Have you checked out pyrtf-ng?
Update: The parsing functionality is available if you do a Subversion checkout, but I'm not sure how full-featured it is. (Look in the rtfng.parser.base
module.)
OpenOffice has a RTF reader. You can use python to script OpenOffice, see here for more info.
You could probably try using the magic com-object on Windows to read anything that smells ms-binary. I wouldn't recommend that though.
Actually parsing the raw data probably won't be very hard, see this example written in .bat/QBasic.
DocFrac is a free open source converter betweeen RTF, HTML and text. Windows, Linux, ActiveX and DLL platforms available. It will probably be pretty easy to wrap it up in python.
RTF::TEXT::Converter - Perl extension for converting RTF into text. (in case You have problems withg DocFrac).
A discussion on this subject on python mailing list.
Official Rich Text Format (RTF) Specifications, version 1.7, by Microsoft.

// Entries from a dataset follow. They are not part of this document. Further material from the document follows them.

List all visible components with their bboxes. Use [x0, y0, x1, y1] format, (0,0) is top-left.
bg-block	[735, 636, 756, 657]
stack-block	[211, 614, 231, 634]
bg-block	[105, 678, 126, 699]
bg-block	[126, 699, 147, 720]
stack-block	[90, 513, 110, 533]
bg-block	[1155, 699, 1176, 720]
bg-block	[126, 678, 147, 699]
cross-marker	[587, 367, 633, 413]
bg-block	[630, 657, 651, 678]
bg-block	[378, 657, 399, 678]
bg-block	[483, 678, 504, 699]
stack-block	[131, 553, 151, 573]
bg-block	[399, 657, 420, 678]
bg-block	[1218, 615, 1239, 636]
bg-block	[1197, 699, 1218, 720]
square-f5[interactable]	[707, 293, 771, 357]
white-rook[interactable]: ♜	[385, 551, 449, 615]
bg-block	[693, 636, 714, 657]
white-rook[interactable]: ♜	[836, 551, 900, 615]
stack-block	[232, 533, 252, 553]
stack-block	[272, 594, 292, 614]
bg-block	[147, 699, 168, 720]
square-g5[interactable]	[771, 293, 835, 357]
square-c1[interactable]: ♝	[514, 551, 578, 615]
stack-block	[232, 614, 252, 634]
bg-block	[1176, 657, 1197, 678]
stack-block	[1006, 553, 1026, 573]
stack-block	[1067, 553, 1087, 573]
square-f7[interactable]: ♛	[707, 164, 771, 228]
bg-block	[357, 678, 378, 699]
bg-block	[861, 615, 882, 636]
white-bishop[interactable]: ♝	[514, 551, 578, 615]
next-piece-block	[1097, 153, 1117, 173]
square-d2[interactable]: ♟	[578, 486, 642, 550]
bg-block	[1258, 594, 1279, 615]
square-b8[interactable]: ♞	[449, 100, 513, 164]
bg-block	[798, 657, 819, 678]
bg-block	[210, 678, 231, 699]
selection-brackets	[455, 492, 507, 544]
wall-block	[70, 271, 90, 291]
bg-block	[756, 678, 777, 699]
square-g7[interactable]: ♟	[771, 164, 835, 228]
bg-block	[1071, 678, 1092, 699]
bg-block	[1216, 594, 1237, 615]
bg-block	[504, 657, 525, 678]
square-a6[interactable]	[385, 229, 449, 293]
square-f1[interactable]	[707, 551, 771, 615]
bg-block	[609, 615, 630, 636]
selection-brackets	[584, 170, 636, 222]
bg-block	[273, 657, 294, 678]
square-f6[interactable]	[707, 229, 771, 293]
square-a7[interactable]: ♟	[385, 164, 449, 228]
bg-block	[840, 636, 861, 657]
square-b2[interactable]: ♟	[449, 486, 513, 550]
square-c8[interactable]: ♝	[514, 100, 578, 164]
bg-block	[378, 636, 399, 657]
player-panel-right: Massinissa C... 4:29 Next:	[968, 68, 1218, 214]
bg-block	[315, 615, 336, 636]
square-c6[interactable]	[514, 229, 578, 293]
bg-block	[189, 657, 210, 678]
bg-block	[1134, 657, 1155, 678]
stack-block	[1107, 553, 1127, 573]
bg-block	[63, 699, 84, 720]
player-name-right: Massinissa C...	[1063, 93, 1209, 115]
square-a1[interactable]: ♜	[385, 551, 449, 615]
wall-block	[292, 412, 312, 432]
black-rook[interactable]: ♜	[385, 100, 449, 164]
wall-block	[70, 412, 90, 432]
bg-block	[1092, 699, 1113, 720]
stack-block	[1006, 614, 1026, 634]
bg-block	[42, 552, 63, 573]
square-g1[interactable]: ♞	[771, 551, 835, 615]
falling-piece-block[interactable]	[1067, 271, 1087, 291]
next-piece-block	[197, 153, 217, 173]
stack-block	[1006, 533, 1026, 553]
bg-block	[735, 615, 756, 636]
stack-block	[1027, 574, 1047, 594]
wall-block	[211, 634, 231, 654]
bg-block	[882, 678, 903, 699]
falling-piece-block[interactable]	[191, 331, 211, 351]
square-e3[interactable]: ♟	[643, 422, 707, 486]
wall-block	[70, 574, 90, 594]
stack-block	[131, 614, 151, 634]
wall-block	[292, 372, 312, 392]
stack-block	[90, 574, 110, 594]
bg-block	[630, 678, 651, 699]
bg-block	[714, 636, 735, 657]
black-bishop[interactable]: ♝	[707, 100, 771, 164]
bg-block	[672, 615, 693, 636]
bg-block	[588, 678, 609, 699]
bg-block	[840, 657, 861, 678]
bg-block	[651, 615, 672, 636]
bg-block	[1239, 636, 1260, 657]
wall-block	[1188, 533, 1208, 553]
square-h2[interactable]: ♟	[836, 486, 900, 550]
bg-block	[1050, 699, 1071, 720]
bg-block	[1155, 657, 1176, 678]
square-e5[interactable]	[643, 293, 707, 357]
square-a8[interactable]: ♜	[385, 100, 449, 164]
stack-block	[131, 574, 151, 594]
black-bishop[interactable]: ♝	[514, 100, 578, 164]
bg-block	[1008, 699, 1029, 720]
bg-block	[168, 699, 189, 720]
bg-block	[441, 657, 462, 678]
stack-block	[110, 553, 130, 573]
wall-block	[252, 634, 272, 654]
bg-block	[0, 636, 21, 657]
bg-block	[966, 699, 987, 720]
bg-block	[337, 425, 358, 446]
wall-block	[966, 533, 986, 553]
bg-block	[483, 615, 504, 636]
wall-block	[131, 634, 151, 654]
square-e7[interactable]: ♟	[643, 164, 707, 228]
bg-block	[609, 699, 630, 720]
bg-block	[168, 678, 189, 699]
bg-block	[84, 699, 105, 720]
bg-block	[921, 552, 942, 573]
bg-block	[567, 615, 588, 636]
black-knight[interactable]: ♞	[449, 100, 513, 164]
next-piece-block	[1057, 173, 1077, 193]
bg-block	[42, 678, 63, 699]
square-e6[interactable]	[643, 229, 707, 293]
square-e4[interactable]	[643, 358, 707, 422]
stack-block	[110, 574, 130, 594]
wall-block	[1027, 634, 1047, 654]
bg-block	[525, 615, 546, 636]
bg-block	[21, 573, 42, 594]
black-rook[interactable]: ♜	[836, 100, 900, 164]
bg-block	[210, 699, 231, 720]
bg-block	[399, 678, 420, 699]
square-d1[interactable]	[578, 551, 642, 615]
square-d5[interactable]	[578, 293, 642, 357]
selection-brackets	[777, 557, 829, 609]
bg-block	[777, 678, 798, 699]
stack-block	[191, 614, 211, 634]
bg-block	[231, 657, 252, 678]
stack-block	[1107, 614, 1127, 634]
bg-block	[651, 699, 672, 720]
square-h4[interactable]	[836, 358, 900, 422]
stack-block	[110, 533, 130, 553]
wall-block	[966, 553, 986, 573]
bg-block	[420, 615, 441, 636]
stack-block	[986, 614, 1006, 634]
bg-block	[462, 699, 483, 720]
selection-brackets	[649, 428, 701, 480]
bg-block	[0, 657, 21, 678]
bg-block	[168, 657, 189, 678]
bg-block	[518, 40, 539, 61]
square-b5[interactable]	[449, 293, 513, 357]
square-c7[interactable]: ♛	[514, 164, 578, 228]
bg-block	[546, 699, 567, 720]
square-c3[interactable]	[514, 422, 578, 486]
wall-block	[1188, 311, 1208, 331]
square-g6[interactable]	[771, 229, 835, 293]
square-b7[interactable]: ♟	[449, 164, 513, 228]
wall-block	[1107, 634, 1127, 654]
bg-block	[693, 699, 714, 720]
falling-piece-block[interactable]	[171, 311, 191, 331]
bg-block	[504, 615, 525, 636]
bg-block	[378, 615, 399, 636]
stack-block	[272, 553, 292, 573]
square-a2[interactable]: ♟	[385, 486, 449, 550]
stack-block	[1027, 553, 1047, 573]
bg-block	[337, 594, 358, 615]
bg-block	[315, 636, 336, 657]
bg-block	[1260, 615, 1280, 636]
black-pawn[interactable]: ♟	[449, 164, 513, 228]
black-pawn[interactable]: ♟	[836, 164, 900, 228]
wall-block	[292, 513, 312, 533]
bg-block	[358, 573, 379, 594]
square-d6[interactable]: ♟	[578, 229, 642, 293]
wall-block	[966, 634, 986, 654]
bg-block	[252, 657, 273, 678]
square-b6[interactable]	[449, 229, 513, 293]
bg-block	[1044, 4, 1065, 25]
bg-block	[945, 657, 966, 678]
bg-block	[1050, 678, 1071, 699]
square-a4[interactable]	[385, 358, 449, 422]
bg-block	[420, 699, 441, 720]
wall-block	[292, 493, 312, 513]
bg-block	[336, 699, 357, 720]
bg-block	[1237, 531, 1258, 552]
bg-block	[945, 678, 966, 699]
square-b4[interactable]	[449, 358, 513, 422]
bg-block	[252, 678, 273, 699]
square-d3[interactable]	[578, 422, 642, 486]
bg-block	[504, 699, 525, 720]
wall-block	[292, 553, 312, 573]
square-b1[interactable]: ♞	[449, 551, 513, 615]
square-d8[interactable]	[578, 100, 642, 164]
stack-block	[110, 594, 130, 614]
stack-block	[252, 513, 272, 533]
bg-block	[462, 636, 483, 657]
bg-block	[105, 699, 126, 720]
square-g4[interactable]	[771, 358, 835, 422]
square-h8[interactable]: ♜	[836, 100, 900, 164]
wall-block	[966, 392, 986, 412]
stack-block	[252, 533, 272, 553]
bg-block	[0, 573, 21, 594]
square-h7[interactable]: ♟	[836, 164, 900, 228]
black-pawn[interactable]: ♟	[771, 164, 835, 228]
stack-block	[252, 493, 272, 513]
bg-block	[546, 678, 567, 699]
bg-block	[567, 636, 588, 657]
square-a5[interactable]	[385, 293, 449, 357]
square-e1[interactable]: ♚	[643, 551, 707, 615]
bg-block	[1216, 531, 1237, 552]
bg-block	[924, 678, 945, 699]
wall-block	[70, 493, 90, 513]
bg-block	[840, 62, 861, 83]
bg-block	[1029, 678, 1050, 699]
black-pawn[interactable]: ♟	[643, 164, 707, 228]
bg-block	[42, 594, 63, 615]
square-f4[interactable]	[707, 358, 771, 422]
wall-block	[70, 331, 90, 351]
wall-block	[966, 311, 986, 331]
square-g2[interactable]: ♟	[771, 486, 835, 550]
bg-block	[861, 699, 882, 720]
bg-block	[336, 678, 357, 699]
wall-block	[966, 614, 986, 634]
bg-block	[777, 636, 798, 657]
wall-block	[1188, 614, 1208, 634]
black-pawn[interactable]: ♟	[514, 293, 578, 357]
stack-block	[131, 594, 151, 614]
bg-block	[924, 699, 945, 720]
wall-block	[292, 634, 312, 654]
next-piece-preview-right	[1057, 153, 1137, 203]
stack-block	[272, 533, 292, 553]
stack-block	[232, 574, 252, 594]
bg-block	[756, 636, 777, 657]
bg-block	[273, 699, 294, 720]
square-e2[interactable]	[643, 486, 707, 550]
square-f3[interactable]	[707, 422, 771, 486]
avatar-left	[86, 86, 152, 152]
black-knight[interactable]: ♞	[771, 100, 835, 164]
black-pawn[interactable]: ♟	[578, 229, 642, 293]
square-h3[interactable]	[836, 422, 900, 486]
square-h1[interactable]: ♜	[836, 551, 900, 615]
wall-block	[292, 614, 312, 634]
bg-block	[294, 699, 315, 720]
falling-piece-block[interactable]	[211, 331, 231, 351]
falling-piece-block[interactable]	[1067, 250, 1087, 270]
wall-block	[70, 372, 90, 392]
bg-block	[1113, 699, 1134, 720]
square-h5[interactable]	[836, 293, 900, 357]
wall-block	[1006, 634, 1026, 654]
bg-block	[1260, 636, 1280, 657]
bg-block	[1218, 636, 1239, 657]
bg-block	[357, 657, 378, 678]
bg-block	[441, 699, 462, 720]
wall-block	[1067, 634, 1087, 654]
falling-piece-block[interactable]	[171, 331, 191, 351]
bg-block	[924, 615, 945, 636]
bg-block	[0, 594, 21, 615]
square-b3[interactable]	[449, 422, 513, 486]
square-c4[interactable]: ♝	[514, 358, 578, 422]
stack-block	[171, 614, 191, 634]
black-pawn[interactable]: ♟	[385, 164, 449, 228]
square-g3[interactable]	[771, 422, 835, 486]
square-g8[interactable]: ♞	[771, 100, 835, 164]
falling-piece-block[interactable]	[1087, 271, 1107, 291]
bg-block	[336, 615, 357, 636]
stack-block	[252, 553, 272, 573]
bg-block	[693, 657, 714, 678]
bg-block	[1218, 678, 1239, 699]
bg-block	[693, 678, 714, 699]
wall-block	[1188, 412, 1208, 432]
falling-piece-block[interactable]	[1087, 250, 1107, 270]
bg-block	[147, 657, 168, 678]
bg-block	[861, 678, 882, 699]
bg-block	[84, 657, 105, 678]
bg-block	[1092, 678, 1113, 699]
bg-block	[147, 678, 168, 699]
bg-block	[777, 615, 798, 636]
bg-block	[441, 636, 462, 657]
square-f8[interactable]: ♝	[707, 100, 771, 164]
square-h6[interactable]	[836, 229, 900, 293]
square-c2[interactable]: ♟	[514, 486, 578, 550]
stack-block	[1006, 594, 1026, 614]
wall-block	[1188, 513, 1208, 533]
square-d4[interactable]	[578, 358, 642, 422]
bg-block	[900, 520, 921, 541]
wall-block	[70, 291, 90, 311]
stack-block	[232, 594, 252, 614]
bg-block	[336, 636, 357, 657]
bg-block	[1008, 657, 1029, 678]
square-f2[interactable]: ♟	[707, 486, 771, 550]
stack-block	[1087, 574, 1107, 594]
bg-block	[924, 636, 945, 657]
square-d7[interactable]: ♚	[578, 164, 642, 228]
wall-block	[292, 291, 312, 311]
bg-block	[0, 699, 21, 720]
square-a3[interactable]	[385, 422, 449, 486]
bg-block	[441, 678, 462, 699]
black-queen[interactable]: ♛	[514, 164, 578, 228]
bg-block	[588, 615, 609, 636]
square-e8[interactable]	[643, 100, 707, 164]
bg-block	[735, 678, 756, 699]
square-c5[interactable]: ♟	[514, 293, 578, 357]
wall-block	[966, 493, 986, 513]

Good luck (with the limited privileges in Your working environment).
Hi! I ran into the same thing ans I was trying to code it myself. It's not that easy but here is what I had when I decided to go for a commandline app. Its ruby but you can adapt to python very easily. There is some header garbage to clean up, but you can see more or less the idea.

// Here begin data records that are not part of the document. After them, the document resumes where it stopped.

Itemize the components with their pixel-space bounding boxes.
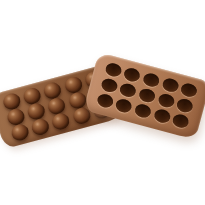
chocolate-dome <box>10 123 31 143</box>
chocolate-dome <box>30 117 51 137</box>
mold-cavity <box>119 82 138 99</box>
cavity-grid <box>83 52 205 140</box>
mold-cavity <box>115 97 134 114</box>
mold-cavity <box>153 107 172 124</box>
mold-cavity <box>138 87 157 104</box>
mold-cavity <box>96 92 115 109</box>
mold-cavity <box>142 72 161 89</box>
mold-cavity <box>161 77 180 94</box>
mold-cavity <box>180 82 199 99</box>
mold-cavity <box>172 112 191 129</box>
mold-cavity <box>100 77 119 94</box>
mold-cavity <box>157 92 176 109</box>
chocolate-dome <box>51 112 72 132</box>
mold-cavity <box>104 62 123 79</box>
mold-cavity <box>176 97 195 114</box>
mold-cavity <box>134 102 153 119</box>
empty-chocolate-mold <box>83 52 205 140</box>
mold-cavity <box>123 67 142 84</box>
photo-stage <box>0 0 205 205</box>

f = File.open('r.rtf','r')
b=0
p=false
str = ''
begin
while (char = f.readchar)
if char.chr=='{'
b+=1
next
end
if char.chr=='}'
b-=1
next
end
if char.chr=='\\'
p=true
next
end
if p==true && (char.chr==' ' or char.chr=='\n' or char.chr=='\t' or char.chr=='\r')
p=false
next
end
if p==true && (char.chr=='\'')
#this is the source of my headaches. you need to read the code page from the header and encode this.
p=false
str << '#'
next
end
next if b>2
next if p
str << char.chr
end
rescue EOFError
end
f.close
I've been working on a library called Pyth, which can do this:
http://pypi.python.org/pypi/pyth/
Converting an RTF file to plaintext looks something like this:
from pyth.plugins.rtf15.reader import Rtf15Reader
from pyth.plugins.plaintext.writer import PlaintextWriter
doc = Rtf15Reader.read(open('sample.rtf'))
print PlaintextWriter.write(doc).getvalue()
Pyth can also generate RTF files, read and write XHTML, generate documents from Python markup a la Nevow's stan, and has limited experimental support for latex and pdf output. Its RTF support is pretty robust -- we use it in production to read RTF files generated by various versions of Word, OpenOffice, Mac TextEdit, EIOffice, and others.